Odunpazarı’na bağlı…
Türkmentokat köylüleri bir sabah uyandı ki evleri yıkılıyor.
Türkan Şoray ile Bulut Aras’ın oynadığı “Sultan” filmini anımsattı hikaye bana…
Sultan, mahalle kültürünün ne olduğu, gecekondulaşmanın kentlerde nasıl var olmaya çalıştığı filmler arasında gösterildi bir dönem…
Türkmentokat’ta geçen hikaye ise gerçek…
Eskişehir’de yaşandı.
İkisinde de yüreğimiz burkuldu.
13 binaya yıkım kararı çıktı.
Çalışmalar başlatıldı.
Odunpazarı Belediyesi tarafından başlatılan yıkım çalışmaları, köylülerin ve çiftçilerin tepkisine de neden oldu.
Nasıl olmasın ki?
Evet, binalar ruhsatsız ancak bazı bina sahiplerinin gidecek ve kalacak yeri yok.

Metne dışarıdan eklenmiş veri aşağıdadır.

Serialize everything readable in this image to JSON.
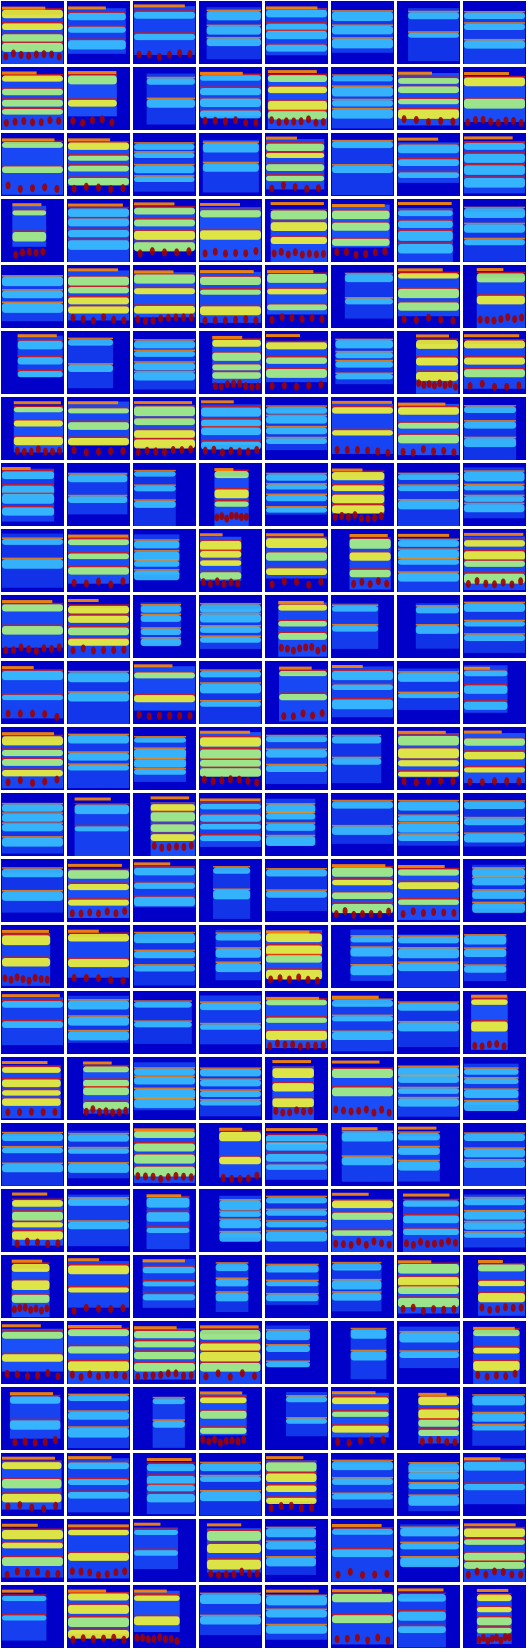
{
  "figure": {
    "kind": "grid of heatmap sample images",
    "rows": 25,
    "columns": 8,
    "colormap": [
      "#0000c8",
      "#1e5aff",
      "#3cc8ff",
      "#b4ff78",
      "#ffff28",
      "#ff8c00",
      "#e61400",
      "#a00000"
    ],
    "background_color": "#ffffff"
  }
}
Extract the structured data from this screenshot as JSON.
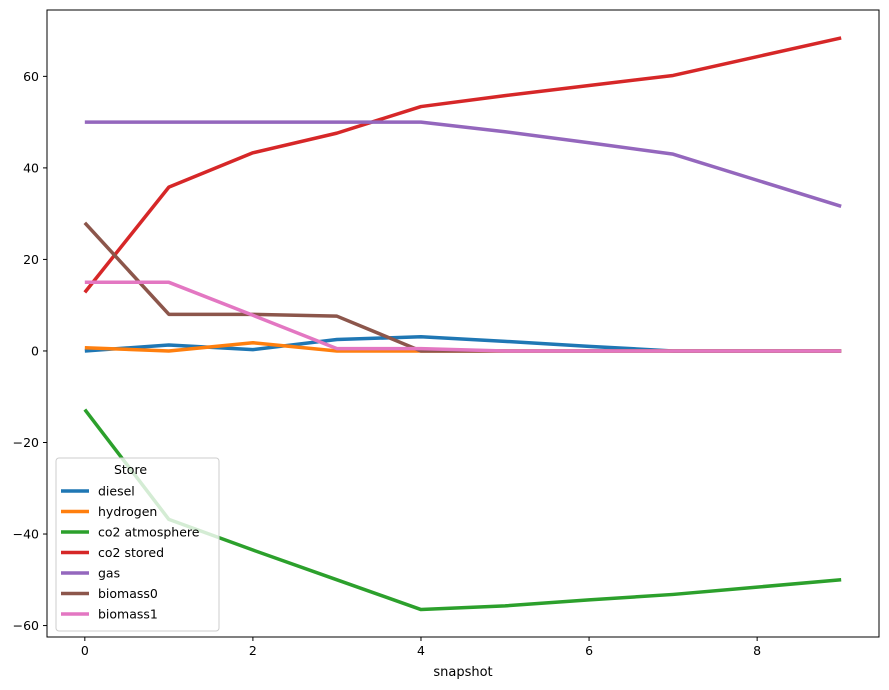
{
  "chart_data": {
    "type": "line",
    "xlabel": "snapshot",
    "ylabel": "",
    "xlim": [
      -0.45,
      9.45
    ],
    "ylim": [
      -62.5,
      74.5
    ],
    "xticks": [
      0,
      2,
      4,
      6,
      8
    ],
    "yticks": [
      -60,
      -40,
      -20,
      0,
      20,
      40,
      60
    ],
    "grid": false,
    "legend": {
      "title": "Store",
      "position": "lower-left"
    },
    "x": [
      0,
      1,
      2,
      3,
      4,
      5,
      6,
      7,
      8,
      9
    ],
    "series": [
      {
        "name": "diesel",
        "color": "#1f77b4",
        "values": [
          0,
          1.3,
          0.3,
          2.5,
          3.1,
          2.1,
          1.0,
          0,
          0,
          0
        ]
      },
      {
        "name": "hydrogen",
        "color": "#ff7f0e",
        "values": [
          0.7,
          0,
          1.8,
          0,
          0,
          0,
          0,
          0,
          0,
          0
        ]
      },
      {
        "name": "co2 atmosphere",
        "color": "#2ca02c",
        "values": [
          -12.8,
          -36.8,
          -43.5,
          -50.0,
          -56.5,
          -55.7,
          -54.4,
          -53.2,
          -51.6,
          -50.0
        ]
      },
      {
        "name": "co2 stored",
        "color": "#d62728",
        "values": [
          12.8,
          35.8,
          43.3,
          47.6,
          53.4,
          55.8,
          58.0,
          60.2,
          64.3,
          68.4
        ]
      },
      {
        "name": "gas",
        "color": "#9467bd",
        "values": [
          50.0,
          50.0,
          50.0,
          50.0,
          50.0,
          47.9,
          45.5,
          43.0,
          37.3,
          31.6
        ]
      },
      {
        "name": "biomass0",
        "color": "#8c564b",
        "values": [
          28.0,
          8.0,
          8.0,
          7.6,
          0,
          0,
          0,
          0,
          0,
          0
        ]
      },
      {
        "name": "biomass1",
        "color": "#e377c2",
        "values": [
          15.0,
          15.0,
          7.8,
          0.5,
          0.5,
          0,
          0,
          0,
          0,
          0
        ]
      }
    ]
  }
}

Üstelik, kentte ruhsatsız bina da çok…
Garibanın, köylünün ruhsatsız binasını yıkmak kolay…
Peki ya zenginin?
İş oraya gelince durup düşünülüyor çünkü…
Ruhsatsız faaliyet gösteren hobi bahçelerine neden dokunulamıyor örneğin…
Köylü denilince kepçe kolay giriyor demek ki…
Mahalle Muhtarı İbrahim Uğur, yıkılan binalarda ruhsat olmadığından bahsediyor:
“Burası köy yeri, eski yapılar. Belediye 15-20 gün tebligat vermişti. Artık bugün yıkım aşamasına geçtiler. Yıkım sebebi, ruhsatı yok, kaçak yapılar var. Bir şey yapamıyoruz, elimizden bir şey gelmiyor. İçeride hayvan olan binalar var, köylü ‘Kendim yıkayım bari’ dedi. Çatısını falan sökmeye başladı. Gidecek hiçbir yeri olmayan vatandaşların evleri yıkılıyor. Çoğu kişinin ne durumu ne de gidecek bir yeri var. Ama yine de yıkılıyor.”
O konuştukça yıllar öncesine gittim.
Sultan filmine…
Türkan Şoray’ın oynadığı film İstanbul'un varoşlarında geçti.
Mahallenin genç ve yakışıklı genci ve aynı zamanda mahalle muhtarının oğlu olan Kemal (Bulut Aras) minibüsçülük yapıyordu.
Mahallede pek çok genç kız ile çıkmakta olan Kemal, bir gün Sultan'ı (Türkan Şoray) elde etmeyi planlar ve kadın da ona aşık olur.
Diğer taraftan mahalle muhtarına gelen bazı kişiler gecekonduların bulunduğu yeri satın alır ve herkesi evlerinden atmak ister.
Mahalleli ve muhtar arasında kıyasıya bir kavga başlar.
Mahallede en son kalan kadın ve birkaç aile daha başka bir yere ev yapmak üzere göç eder.
Ve yıkım esnasında kadın bağırır:
“Yıktırmam ulan! Kendi ellerimle yaptım, kendim yıkarım! Size dokundurmam!”
Gözyaşı içinde izlediğimiz o film geldi geçti gözümüzün önünden…
Köylü de aslında ahırını, binasını yıkarken Odunpazarı Belediyesi’ne aynı şekilde yanıt verdi:
“Ben yaptım, ben yıkarım!”
Birisi film…
Diğeri gerçek…
Halkçı belediye başkanına yakıştı mı bu gerçek?
****************************
Kuantum Özge der ki:
“Evreni düşüncelerimizle şekillendiririz.”